Participation of manganese-superoxide dismutase in the neuroprotection exerted by copper sulfate against 1-methyl 4-phenylpyridinium neurotoxicity

Neurodegenerative effects of 1-methyl-4-phenylpyridinium (MPP+), the main metabolite of the neurotoxin 1-methyl-4-phenyl-1,2,3,6-tetrahydropyridine (MPTP) include enhancement of lipid peroxidation in the striatum of mice, associated to overproduction of free radicals. Copper acts as a prosthetic group of several copper-dependent antioxidant enzymes, and we previously showed the neuroprotective effect of CuSO4 pretreatment against the MPP+-induced neurotoxicity. In those studies, acute administration of CuSO4 (2.5 mg/kg) blocked MPP+-induced striatal lipid peroxidation, suggesting the activation of Cu-dependent proteins that defend neurons from damage elicited by free radicals.
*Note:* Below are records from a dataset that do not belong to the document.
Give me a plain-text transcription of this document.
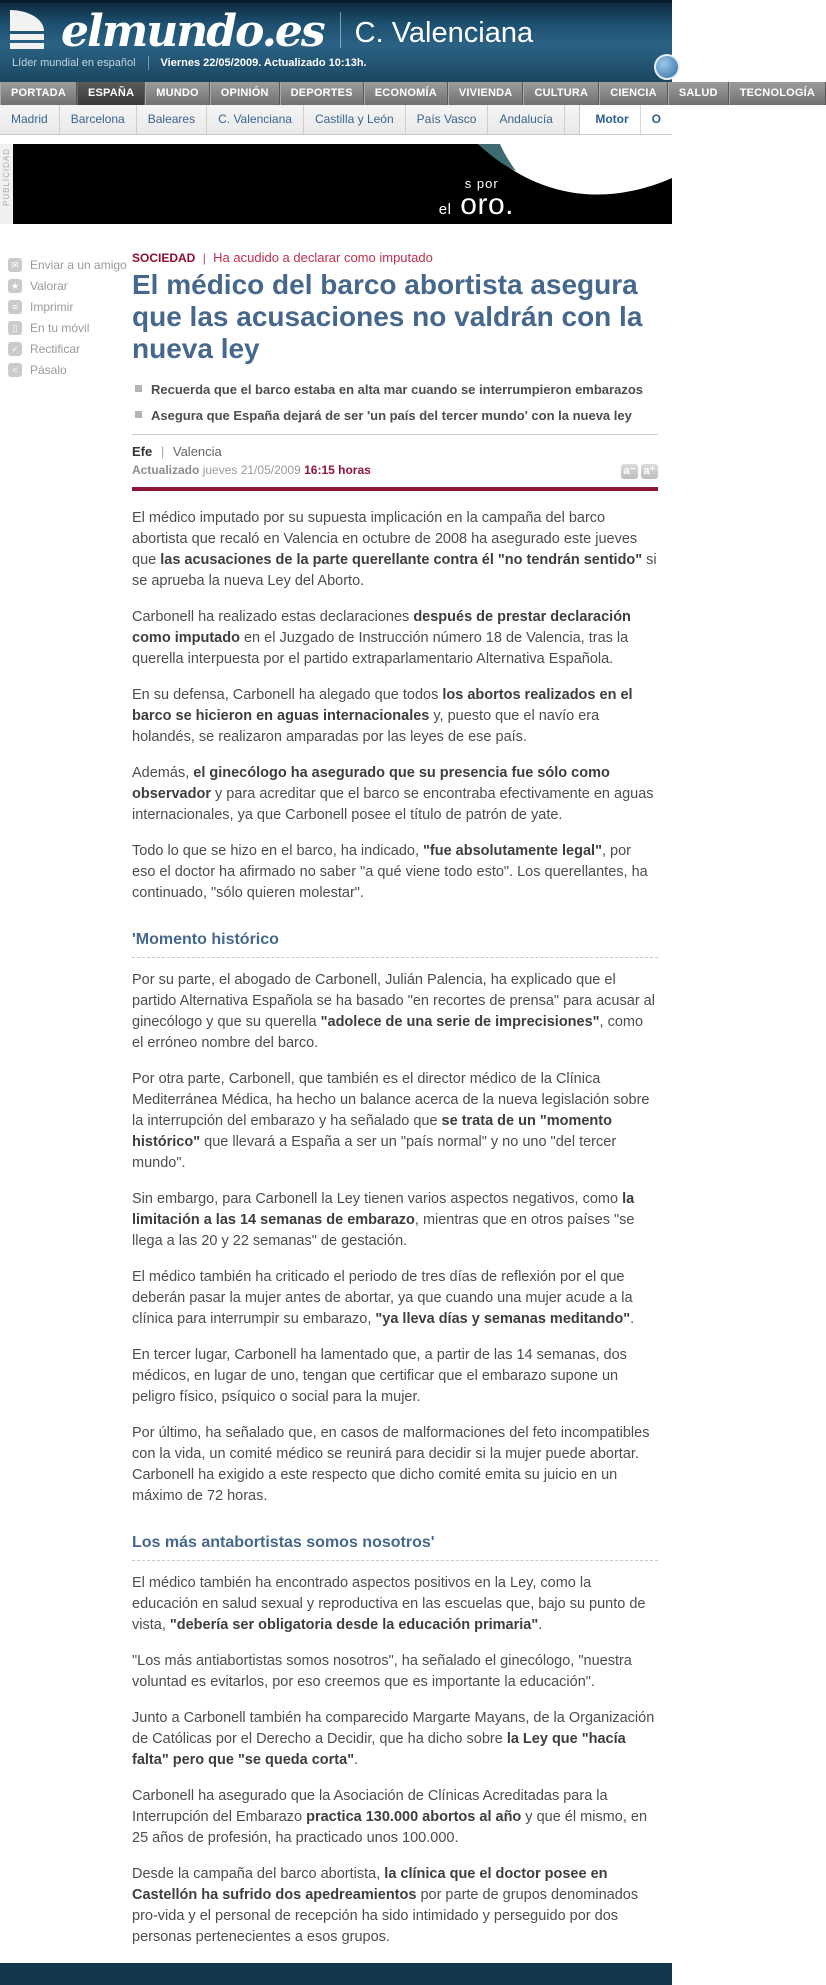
elmundo.es C. Valenciana
Líder mundial en español Viernes 22/05/2009. Actualizado 10:13h.
PORTADA	ESPAÑA	MUNDO	OPINIÓN	DEPORTES	ECONOMÍA	VIVIENDA	CULTURA	CIENCIA	SALUD	TECNOLOGÍA
Madrid	Barcelona	Baleares	C. Valenciana	Castilla y León	País Vasco	Andalucía	Motor	O
PUBLICIDAD	s por
el oro.
✉ Enviar a un amigo
★ Valorar
≡	Imprimir
▯	En tu móvil
✓ Rectificar
<	Pásalo
SOCIEDAD | Ha acudido a declarar como imputado
El médico del barco abortista asegura que las acusaciones no valdrán con la nueva ley
Recuerda que el barco estaba en alta mar cuando se interrumpieron embarazos
Asegura que España dejará de ser 'un país del tercer mundo' con la nueva ley
Efe | Valencia
Actualizado jueves 21/05/2009 16:15 horas	a⁻ a⁺

El médico imputado por su supuesta implicación en la campaña del barco abortista que recaló en Valencia en octubre de 2008 ha asegurado este jueves que las acusaciones de la parte querellante contra él "no tendrán sentido" si se aprueba la nueva Ley del Aborto.

Carbonell ha realizado estas declaraciones después de prestar declaración como imputado en el Juzgado de Instrucción número 18 de Valencia, tras la querella interpuesta por el partido extraparlamentario Alternativa Española.

En su defensa, Carbonell ha alegado que todos los abortos realizados en el barco se hicieron en aguas internacionales y, puesto que el navío era holandés, se realizaron amparadas por las leyes de ese país.

Además, el ginecólogo ha asegurado que su presencia fue sólo como observador y para acreditar que el barco se encontraba efectivamente en aguas internacionales, ya que Carbonell posee el título de patrón de yate.

Todo lo que se hizo en el barco, ha indicado, "fue absolutamente legal", por eso el doctor ha afirmado no saber "a qué viene todo esto". Los querellantes, ha continuado, "sólo quieren molestar".

'Momento histórico

Por su parte, el abogado de Carbonell, Julián Palencia, ha explicado que el partido Alternativa Española se ha basado "en recortes de prensa" para acusar al ginecólogo y que su querella "adolece de una serie de imprecisiones", como el erróneo nombre del barco.

Por otra parte, Carbonell, que también es el director médico de la Clínica Mediterránea Médica, ha hecho un balance acerca de la nueva legislación sobre la interrupción del embarazo y ha señalado que se trata de un "momento histórico" que llevará a España a ser un "país normal" y no uno "del tercer mundo".

Sin embargo, para Carbonell la Ley tienen varios aspectos negativos, como la limitación a las 14 semanas de embarazo, mientras que en otros países "se llega a las 20 y 22 semanas" de gestación.

El médico también ha criticado el periodo de tres días de reflexión por el que deberán pasar la mujer antes de abortar, ya que cuando una mujer acude a la clínica para interrumpir su embarazo, "ya lleva días y semanas meditando".

En tercer lugar, Carbonell ha lamentado que, a partir de las 14 semanas, dos médicos, en lugar de uno, tengan que certificar que el embarazo supone un peligro físico, psíquico o social para la mujer.

Por último, ha señalado que, en casos de malformaciones del feto incompatibles con la vida, un comité médico se reunirá para decidir si la mujer puede abortar. Carbonell ha exigido a este respecto que dicho comité emita su juicio en un máximo de 72 horas.

Los más antabortistas somos nosotros'

El médico también ha encontrado aspectos positivos en la Ley, como la educación en salud sexual y reproductiva en las escuelas que, bajo su punto de vista, "debería ser obligatoria desde la educación primaria".

"Los más antiabortistas somos nosotros", ha señalado el ginecólogo, "nuestra voluntad es evitarlos, por eso creemos que es importante la educación".

Junto a Carbonell también ha comparecido Margarte Mayans, de la Organización de Católicas por el Derecho a Decidir, que ha dicho sobre la Ley que "hacía falta" pero que "se queda corta".

Carbonell ha asegurado que la Asociación de Clínicas Acreditadas para la Interrupción del Embarazo practica 130.000 abortos al año y que él mismo, en 25 años de profesión, ha practicado unos 100.000.

Desde la campaña del barco abortista, la clínica que el doctor posee en Castellón ha sufrido dos apedreamientos por parte de grupos denominados pro-vida y el personal de recepción ha sido intimidado y perseguido por dos personas pertenecientes a esos grupos.
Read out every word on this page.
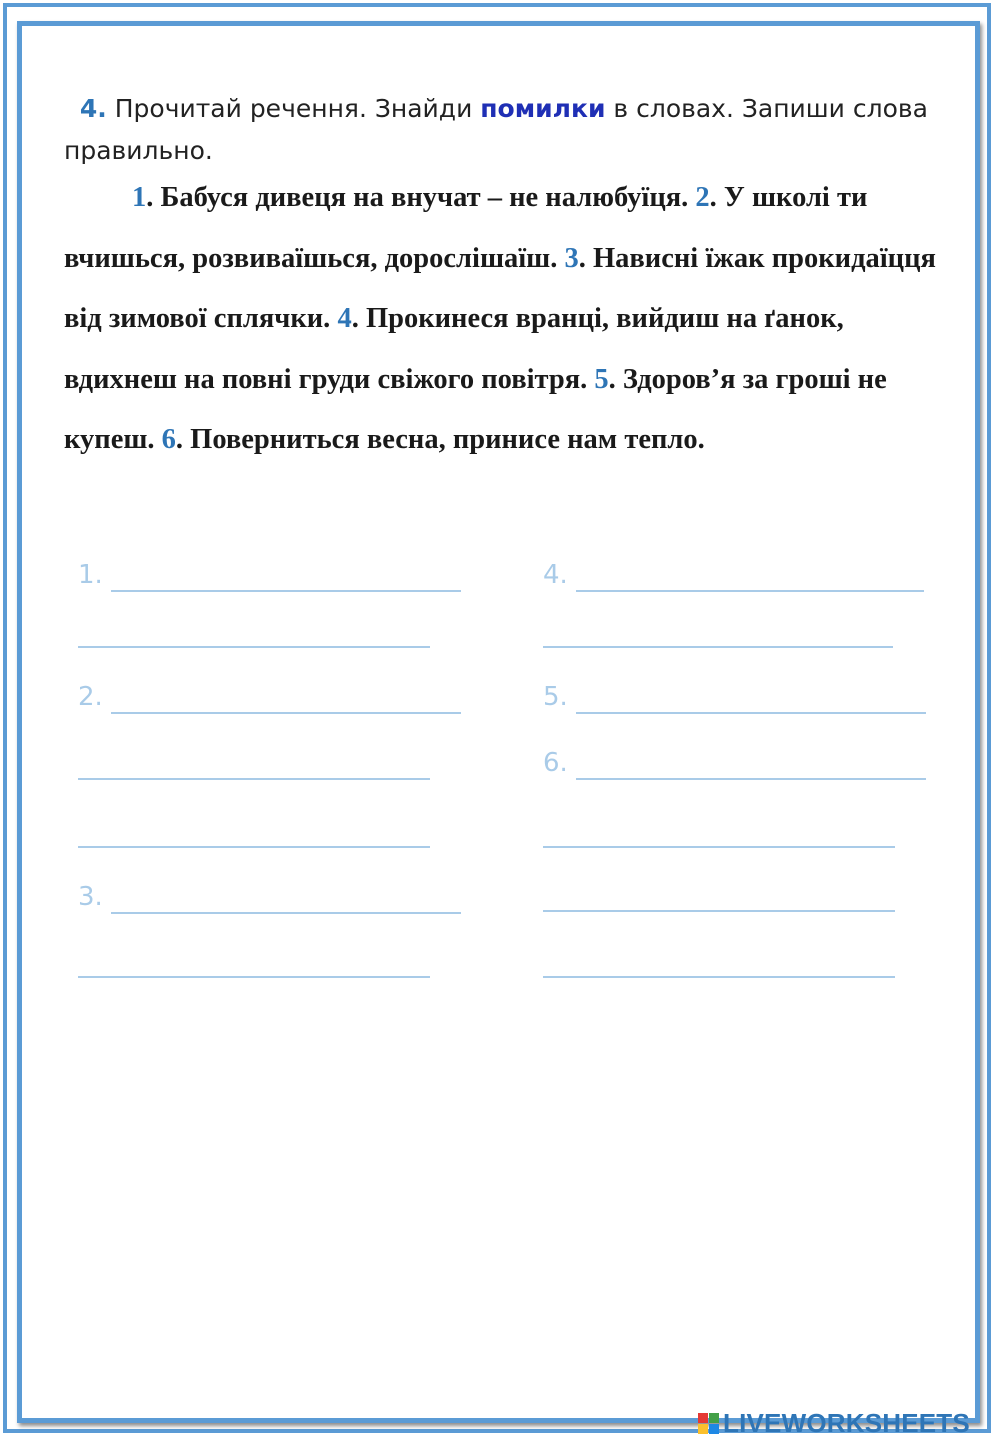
4. Прочитай речення. Знайди помилки в словах. Запиши слова правильно.
1. Бабуся дивеця на внучат – не налюбуїця. 2. У школі ти вчишься, розвиваїшься, дорослішаїш. 3. Нависні їжак прокидаїцця від зимової сплячки. 4. Прокинеся вранці, вийдиш на ґанок, вдихнеш на повні груди свіжого повітря. 5. Здоров’я за гроші не купеш. 6. Поверниться весна, принисе нам тепло.
1.
2.
3.
4.
5.
6.
LIVEWORKSHEETS
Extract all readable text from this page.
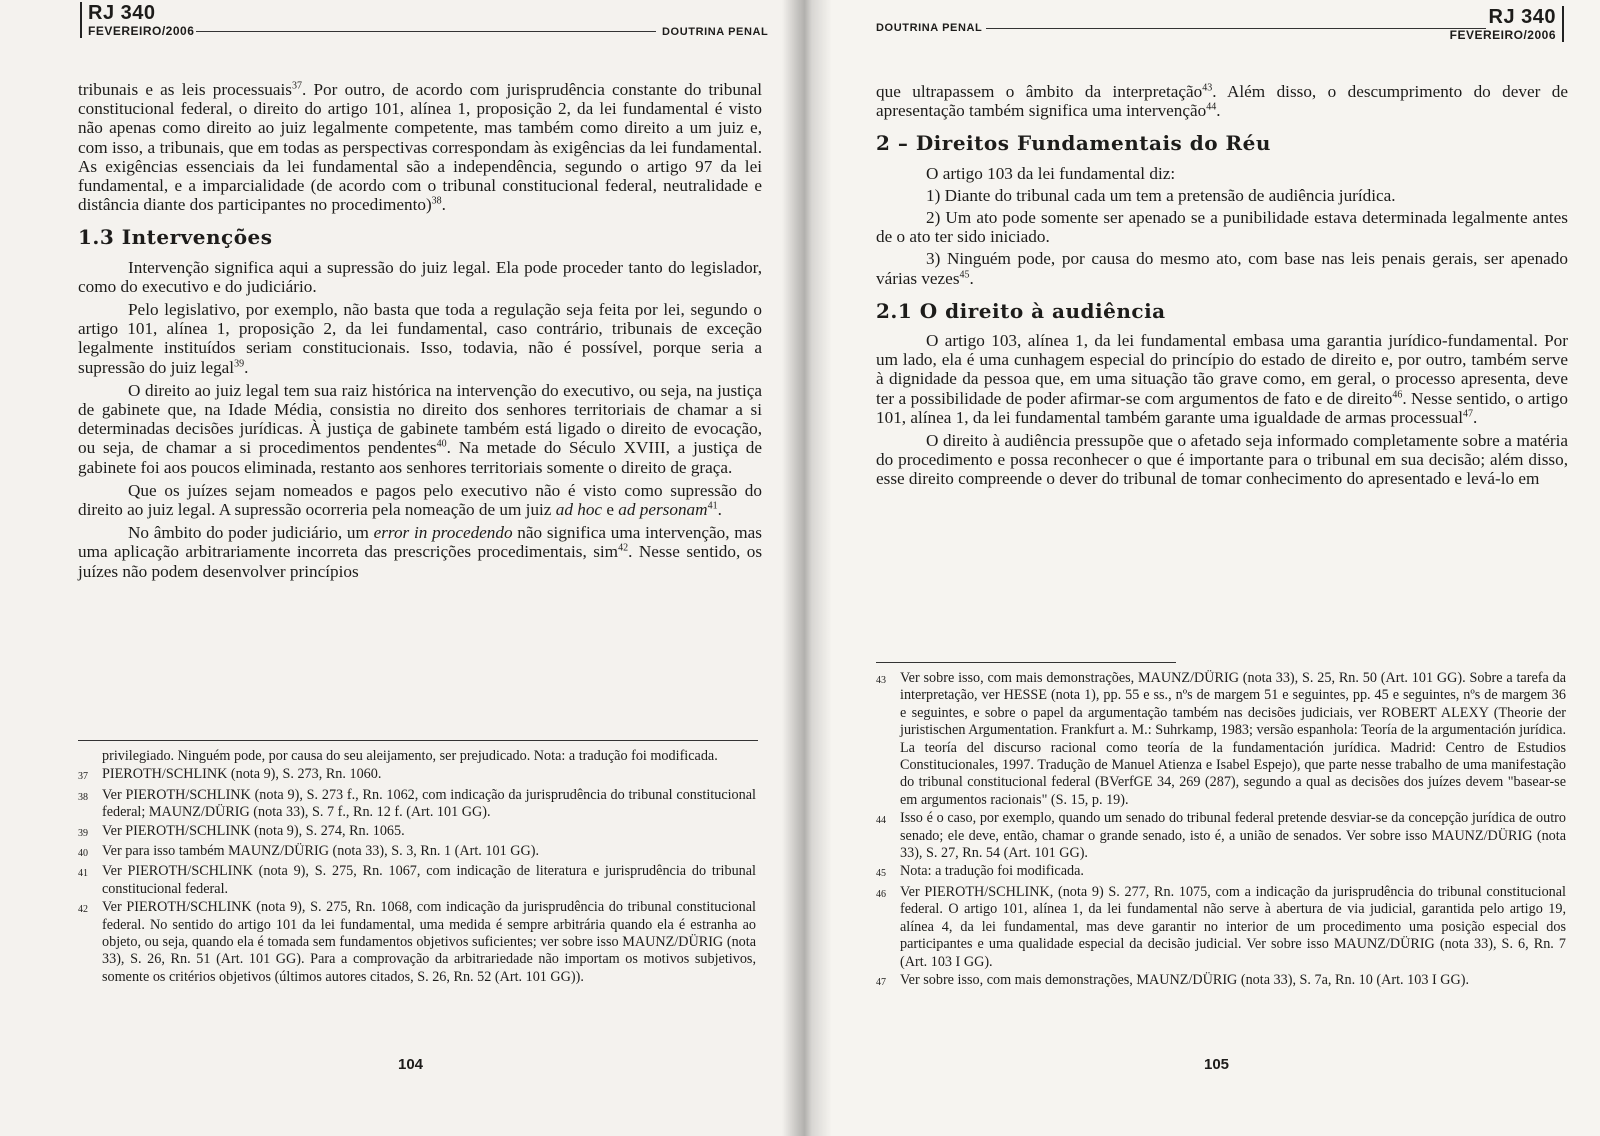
RJ 340
FEVEREIRO/2006	DOUTRINA PENAL

tribunais e as leis processuais$^{37}$. Por outro, de acordo com jurisprudência constante do tribunal constitucional federal, o direito do artigo 101, alínea 1, proposição 2, da lei fundamental é visto não apenas como direito ao juiz legalmente competente, mas também como direito a um juiz e, com isso, a tribunais, que em todas as perspectivas correspondam às exigências da lei fundamental. As exigências essenciais da lei fundamental são a independência, segundo o artigo 97 da lei fundamental, e a imparcialidade (de acordo com o tribunal constitucional federal, neutralidade e distância diante dos participantes no procedimento)$^{38}$.

1.3 Intervenções

Intervenção significa aqui a supressão do juiz legal. Ela pode proceder tanto do legislador, como do executivo e do judiciário.

Pelo legislativo, por exemplo, não basta que toda a regulação seja feita por lei, segundo o artigo 101, alínea 1, proposição 2, da lei fundamental, caso contrário, tribunais de exceção legalmente instituídos seriam constitucionais. Isso, todavia, não é possível, porque seria a supressão do juiz legal$^{39}$.

O direito ao juiz legal tem sua raiz histórica na intervenção do executivo, ou seja, na justiça de gabinete que, na Idade Média, consistia no direito dos senhores territoriais de chamar a si determinadas decisões jurídicas. À justiça de gabinete também está ligado o direito de evocação, ou seja, de chamar a si procedimentos pendentes$^{40}$. Na metade do Século XVIII, a justiça de gabinete foi aos poucos eliminada, restanto aos senhores territoriais somente o direito de graça.

Que os juízes sejam nomeados e pagos pelo executivo não é visto como supressão do direito ao juiz legal. A supressão ocorreria pela nomeação de um juiz ad hoc e ad personam$^{41}$.

No âmbito do poder judiciário, um error in procedendo não significa uma intervenção, mas uma aplicação arbitrariamente incorreta das prescrições procedimentais, sim$^{42}$. Nesse sentido, os juízes não podem desenvolver princípios

privilegiado. Ninguém pode, por causa do seu aleijamento, ser prejudicado. Nota: a tradução foi modificada.
37 PIEROTH/SCHLINK (nota 9), S. 273, Rn. 1060.
38 Ver PIEROTH/SCHLINK (nota 9), S. 273 f., Rn. 1062, com indicação da jurisprudência do tribunal constitucional federal; MAUNZ/DÜRIG (nota 33), S. 7 f., Rn. 12 f. (Art. 101 GG).
39 Ver PIEROTH/SCHLINK (nota 9), S. 274, Rn. 1065.
40 Ver para isso também MAUNZ/DÜRIG (nota 33), S. 3, Rn. 1 (Art. 101 GG).
41 Ver PIEROTH/SCHLINK (nota 9), S. 275, Rn. 1067, com indicação de literatura e jurisprudência do tribunal constitucional federal.
42 Ver PIEROTH/SCHLINK (nota 9), S. 275, Rn. 1068, com indicação da jurisprudência do tribunal constitucional federal. No sentido do artigo 101 da lei fundamental, uma medida é sempre arbitrária quando ela é estranha ao objeto, ou seja, quando ela é tomada sem fundamentos objetivos suficientes; ver sobre isso MAUNZ/DÜRIG (nota 33), S. 26, Rn. 51 (Art. 101 GG). Para a comprovação da arbitrariedade não importam os motivos subjetivos, somente os critérios objetivos (últimos autores citados, S. 26, Rn. 52 (Art. 101 GG)).
104
DOUTRINA PENAL	RJ 340
FEVEREIRO/2006

que ultrapassem o âmbito da interpretação$^{43}$. Além disso, o descumprimento do dever de apresentação também significa uma intervenção$^{44}$.

2 – Direitos Fundamentais do Réu

O artigo 103 da lei fundamental diz:

1) Diante do tribunal cada um tem a pretensão de audiência jurídica.

2) Um ato pode somente ser apenado se a punibilidade estava determinada legalmente antes de o ato ter sido iniciado.

3) Ninguém pode, por causa do mesmo ato, com base nas leis penais gerais, ser apenado várias vezes$^{45}$.

2.1 O direito à audiência

O artigo 103, alínea 1, da lei fundamental embasa uma garantia jurídico-fundamental. Por um lado, ela é uma cunhagem especial do princípio do estado de direito e, por outro, também serve à dignidade da pessoa que, em uma situação tão grave como, em geral, o processo apresenta, deve ter a possibilidade de poder afirmar-se com argumentos de fato e de direito$^{46}$. Nesse sentido, o artigo 101, alínea 1, da lei fundamental também garante uma igualdade de armas processual$^{47}$.

O direito à audiência pressupõe que o afetado seja informado completamente sobre a matéria do procedimento e possa reconhecer o que é importante para o tribunal em sua decisão; além disso, esse direito compreende o dever do tribunal de tomar conhecimento do apresentado e levá-lo em

43 Ver sobre isso, com mais demonstrações, MAUNZ/DÜRIG (nota 33), S. 25, Rn. 50 (Art. 101 GG). Sobre a tarefa da interpretação, ver HESSE (nota 1), pp. 55 e ss., nºs de margem 51 e seguintes, pp. 45 e seguintes, nºs de margem 36 e seguintes, e sobre o papel da argumentação também nas decisões judiciais, ver ROBERT ALEXY (Theorie der juristischen Argumentation. Frankfurt a. M.: Suhrkamp, 1983; versão espanhola: Teoría de la argumentación jurídica. La teoría del discurso racional como teoría de la fundamentación jurídica. Madrid: Centro de Estudios Constitucionales, 1997. Tradução de Manuel Atienza e Isabel Espejo), que parte nesse trabalho de uma manifestação do tribunal constitucional federal (BVerfGE 34, 269 (287), segundo a qual as decisões dos juízes devem "basear-se em argumentos racionais" (S. 15, p. 19).
44 Isso é o caso, por exemplo, quando um senado do tribunal federal pretende desviar-se da concepção jurídica de outro senado; ele deve, então, chamar o grande senado, isto é, a união de senados. Ver sobre isso MAUNZ/DÜRIG (nota 33), S. 27, Rn. 54 (Art. 101 GG).
45 Nota: a tradução foi modificada.
46 Ver PIEROTH/SCHLINK, (nota 9) S. 277, Rn. 1075, com a indicação da jurisprudência do tribunal constitucional federal. O artigo 101, alínea 1, da lei fundamental não serve à abertura de via judicial, garantida pelo artigo 19, alínea 4, da lei fundamental, mas deve garantir no interior de um procedimento uma posição especial dos participantes e uma qualidade especial da decisão judicial. Ver sobre isso MAUNZ/DÜRIG (nota 33), S. 6, Rn. 7 (Art. 103 I GG).
47 Ver sobre isso, com mais demonstrações, MAUNZ/DÜRIG (nota 33), S. 7a, Rn. 10 (Art. 103 I GG).
105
In the present study, we evaluated the activity of superoxide dismutase in mice pretreated with CuSO4 16 h or 24 h prior to MPP+ administration. Copper administration produced a specific and significant increase in manganese superoxide dismutase activity in both the CuSO4/saline (fivefold increase) and the CuSO4/MPP+ groups of animals (sevenfold increase). The Na2SO4/MPP+ group showed a twofold increase in manganese superoxide dismutase activity versus control levels. The results suggest that the load of copper activating manganese-dependent superoxide dismutase could be responsible for neuroprotection against the MPP+ insult. (C) 2001 Elsevier Science Inc.